Épica del Pabellón del Desierto
BRACER
Inicios de la Capital de los Reyes
Oh, nobles caídos, escuchen a este viejo ciego. Aprendan de la lección que nos dio Gurabad, aprecien la fugacidad de las flores creadas por los humanos. Escuchen la historia del rey que nació en cuna humilde y del alienante amor y la tórrida furia que desató en la genio... Según cuenta la leyenda, después de que la amada del Rey del Desierto falleciese, eligió a la genio como enviada para firmar un pacto con los mortales. Solo alguien cuyo corazón aún no se hubiera vuelto de hierro tras sufrir infinitas adversidades, alguien que no hubiera sido corrompido por los espejismos, tendría derecho a convertirse en rey vasallo. Y entonces, gobernaría cual profeta que con su palabra guía a un confundido rebaño de ovejas. Y así fue como, bajo la misericordiosa pero estricta supervisión de su maestro, la genio encontró al candidato perfecto. Ormazd, que en aquel entonces era un joven pastor, se enamoró de Lilúpar, la nacida entre nenúfares. “Te concederé cien generaciones de prosperidad si, a cambio, me confieres una venganza mordaz y una copa carmesí de vino.
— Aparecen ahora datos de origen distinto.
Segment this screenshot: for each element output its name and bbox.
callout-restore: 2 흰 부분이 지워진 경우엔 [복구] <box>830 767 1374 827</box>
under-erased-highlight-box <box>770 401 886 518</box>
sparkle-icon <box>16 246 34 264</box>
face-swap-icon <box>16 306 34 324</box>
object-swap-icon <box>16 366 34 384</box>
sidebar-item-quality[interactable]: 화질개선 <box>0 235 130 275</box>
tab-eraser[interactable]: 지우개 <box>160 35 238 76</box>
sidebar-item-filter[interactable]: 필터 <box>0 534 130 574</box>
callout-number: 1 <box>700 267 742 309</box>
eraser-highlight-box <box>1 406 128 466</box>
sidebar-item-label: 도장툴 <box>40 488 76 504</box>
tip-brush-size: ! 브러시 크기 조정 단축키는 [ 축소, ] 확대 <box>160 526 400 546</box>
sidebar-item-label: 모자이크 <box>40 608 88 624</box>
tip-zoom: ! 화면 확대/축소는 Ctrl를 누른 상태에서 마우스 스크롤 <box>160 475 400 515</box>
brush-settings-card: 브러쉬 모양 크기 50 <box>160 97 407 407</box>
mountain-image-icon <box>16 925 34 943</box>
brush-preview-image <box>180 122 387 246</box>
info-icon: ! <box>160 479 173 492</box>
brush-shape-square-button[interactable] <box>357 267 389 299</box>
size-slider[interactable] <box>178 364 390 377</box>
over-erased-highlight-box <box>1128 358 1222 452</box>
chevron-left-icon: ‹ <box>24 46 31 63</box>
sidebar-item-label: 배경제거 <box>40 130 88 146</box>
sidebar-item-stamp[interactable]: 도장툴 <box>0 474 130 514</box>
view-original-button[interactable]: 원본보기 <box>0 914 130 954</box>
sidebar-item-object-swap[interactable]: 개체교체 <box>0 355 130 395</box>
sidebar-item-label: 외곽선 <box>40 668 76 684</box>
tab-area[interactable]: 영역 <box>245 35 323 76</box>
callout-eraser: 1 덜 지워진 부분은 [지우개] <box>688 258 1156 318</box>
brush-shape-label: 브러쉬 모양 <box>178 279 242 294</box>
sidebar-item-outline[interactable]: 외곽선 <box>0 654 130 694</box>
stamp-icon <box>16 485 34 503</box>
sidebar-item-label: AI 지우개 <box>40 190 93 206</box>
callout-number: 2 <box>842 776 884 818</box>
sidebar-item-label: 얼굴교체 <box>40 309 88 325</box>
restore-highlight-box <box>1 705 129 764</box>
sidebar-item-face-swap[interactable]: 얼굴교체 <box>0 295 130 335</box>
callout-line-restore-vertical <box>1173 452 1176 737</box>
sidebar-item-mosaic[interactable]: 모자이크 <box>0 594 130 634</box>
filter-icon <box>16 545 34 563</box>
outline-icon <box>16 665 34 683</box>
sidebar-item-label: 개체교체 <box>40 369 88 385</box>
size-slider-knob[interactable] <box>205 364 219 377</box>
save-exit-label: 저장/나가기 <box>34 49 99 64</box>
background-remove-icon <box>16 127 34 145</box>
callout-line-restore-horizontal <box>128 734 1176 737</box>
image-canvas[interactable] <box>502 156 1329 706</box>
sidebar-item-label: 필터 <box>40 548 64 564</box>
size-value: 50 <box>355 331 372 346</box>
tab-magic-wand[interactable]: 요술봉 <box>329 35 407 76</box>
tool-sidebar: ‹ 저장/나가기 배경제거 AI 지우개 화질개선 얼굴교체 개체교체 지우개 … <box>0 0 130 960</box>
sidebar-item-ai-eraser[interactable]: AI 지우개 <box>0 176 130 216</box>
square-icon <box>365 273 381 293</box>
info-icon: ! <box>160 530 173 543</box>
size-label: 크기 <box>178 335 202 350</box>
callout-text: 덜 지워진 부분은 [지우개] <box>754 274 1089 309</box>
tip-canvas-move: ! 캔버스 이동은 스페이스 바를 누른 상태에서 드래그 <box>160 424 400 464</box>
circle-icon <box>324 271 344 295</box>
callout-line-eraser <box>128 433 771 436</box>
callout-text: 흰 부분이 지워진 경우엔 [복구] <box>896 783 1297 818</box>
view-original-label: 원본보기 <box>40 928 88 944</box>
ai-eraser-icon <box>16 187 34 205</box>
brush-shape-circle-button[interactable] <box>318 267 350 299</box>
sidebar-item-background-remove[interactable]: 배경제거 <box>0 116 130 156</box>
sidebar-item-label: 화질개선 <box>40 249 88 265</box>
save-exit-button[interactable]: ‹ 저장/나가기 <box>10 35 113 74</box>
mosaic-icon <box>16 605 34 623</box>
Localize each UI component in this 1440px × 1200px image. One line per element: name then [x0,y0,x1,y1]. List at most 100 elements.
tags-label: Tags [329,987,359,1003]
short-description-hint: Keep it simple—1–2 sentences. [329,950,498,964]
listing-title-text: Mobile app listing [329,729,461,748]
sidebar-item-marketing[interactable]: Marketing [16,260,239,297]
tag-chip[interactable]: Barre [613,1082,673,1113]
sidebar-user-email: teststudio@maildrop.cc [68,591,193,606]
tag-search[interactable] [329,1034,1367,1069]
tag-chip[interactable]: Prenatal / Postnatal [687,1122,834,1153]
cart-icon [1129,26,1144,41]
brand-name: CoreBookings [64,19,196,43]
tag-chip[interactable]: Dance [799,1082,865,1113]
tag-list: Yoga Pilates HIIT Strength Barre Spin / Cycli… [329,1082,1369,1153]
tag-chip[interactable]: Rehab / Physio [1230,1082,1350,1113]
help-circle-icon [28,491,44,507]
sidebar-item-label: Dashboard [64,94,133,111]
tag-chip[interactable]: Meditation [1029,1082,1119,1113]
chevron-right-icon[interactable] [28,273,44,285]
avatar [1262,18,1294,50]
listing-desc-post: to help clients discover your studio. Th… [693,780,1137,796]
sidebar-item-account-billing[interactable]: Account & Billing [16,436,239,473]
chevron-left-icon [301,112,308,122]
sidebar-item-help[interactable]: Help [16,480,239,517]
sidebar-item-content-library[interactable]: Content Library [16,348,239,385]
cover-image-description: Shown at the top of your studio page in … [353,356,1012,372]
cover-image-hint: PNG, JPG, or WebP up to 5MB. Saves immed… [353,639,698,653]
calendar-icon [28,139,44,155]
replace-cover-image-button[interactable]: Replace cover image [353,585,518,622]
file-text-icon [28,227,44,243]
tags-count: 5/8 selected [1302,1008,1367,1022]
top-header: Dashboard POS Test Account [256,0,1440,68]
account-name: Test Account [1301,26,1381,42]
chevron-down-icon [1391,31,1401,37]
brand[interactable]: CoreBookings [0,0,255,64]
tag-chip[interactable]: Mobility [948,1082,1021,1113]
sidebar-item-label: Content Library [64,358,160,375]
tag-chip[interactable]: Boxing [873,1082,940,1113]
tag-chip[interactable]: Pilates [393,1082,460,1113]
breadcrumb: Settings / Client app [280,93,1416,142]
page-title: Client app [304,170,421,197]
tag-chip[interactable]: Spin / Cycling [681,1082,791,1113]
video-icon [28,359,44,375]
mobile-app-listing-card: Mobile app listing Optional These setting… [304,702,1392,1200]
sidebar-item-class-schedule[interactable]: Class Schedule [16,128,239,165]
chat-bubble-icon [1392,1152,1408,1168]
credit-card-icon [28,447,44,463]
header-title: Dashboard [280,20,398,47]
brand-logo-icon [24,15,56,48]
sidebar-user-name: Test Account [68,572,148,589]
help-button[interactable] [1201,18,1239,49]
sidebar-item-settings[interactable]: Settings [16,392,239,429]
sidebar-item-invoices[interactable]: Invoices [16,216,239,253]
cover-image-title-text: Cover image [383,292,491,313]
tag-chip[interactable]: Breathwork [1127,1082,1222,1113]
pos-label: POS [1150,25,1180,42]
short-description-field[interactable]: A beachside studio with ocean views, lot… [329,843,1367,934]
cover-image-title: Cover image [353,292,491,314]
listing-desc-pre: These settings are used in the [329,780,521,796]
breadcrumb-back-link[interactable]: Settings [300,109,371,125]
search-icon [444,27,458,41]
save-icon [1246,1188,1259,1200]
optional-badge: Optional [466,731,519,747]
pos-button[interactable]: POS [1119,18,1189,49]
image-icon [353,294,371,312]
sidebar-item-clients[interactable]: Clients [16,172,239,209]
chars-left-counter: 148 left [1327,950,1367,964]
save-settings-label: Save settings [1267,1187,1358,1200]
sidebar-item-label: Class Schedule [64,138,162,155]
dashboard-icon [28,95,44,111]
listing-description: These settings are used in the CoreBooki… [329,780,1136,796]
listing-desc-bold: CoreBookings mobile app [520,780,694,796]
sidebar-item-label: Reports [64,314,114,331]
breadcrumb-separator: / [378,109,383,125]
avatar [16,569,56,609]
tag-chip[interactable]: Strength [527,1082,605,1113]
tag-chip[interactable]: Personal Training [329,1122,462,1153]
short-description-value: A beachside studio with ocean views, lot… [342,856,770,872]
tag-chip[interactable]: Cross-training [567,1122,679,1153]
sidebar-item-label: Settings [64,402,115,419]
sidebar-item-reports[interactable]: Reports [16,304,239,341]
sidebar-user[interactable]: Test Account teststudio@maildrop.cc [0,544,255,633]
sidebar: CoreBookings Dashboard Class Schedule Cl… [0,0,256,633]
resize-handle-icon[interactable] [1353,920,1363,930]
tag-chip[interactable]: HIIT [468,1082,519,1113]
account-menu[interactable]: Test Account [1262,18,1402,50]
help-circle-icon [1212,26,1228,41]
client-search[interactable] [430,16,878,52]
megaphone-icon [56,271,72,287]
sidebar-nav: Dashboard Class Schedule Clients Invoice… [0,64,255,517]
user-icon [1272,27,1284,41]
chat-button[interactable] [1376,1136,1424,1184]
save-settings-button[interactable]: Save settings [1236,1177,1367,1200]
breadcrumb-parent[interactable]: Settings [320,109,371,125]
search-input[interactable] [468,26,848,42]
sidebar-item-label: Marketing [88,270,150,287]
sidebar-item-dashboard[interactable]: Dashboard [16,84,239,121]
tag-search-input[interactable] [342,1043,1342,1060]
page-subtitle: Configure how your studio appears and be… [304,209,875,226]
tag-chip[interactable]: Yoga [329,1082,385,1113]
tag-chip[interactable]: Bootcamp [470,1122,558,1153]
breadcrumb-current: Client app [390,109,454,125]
Puesto que el amor de todo genio está inevitablemente ligado a la avaricia y el deseo, al final siempre culminará en una venganza justa”. Sin embargo, bajo el embelesador haz de luz argento de la luna, Ormazd no consideró aquella advertencia con seriedad. Sentía como si aquel castigo que le estuviera predestinado en un futuro remoto, en un momento alejado de su intrépida juventud presente. Con la ayuda de la genio, el joven pastor se convirtió en el líder de una tribu nómada. Con el paso del tiempo, Ormazd derrotó a sus divididos rivales y acabó siendo coronado rey vasallo. Gurabad floreció cual flor creada por los humanos en la pared de un peñasco, y así se convirtió en la capital de los mortales. Y así, el pastor Ormazd se convirtió en el rey vasallo de los mortales, aquel que actúa en nombre del Soberano de las Arenas Escarlatas. Y mientras todo el mundo se deleitaba con el dulce aroma de las flores que acababan de florecer, nadie se percató de algo. Que detrás de aquel hermoso florecimiento se escondía el amargo destino de una muerte violenta. Guiándose por los sucesos del pasado relatados por su maestro, Xifos emprendió su travesía hacia la Ciudad de los Zafiros. Las lecciones del ayer que quedaron enterradas bajo las dunas doradas volverán a repetirse mañana junto al infinito viento del tiempo.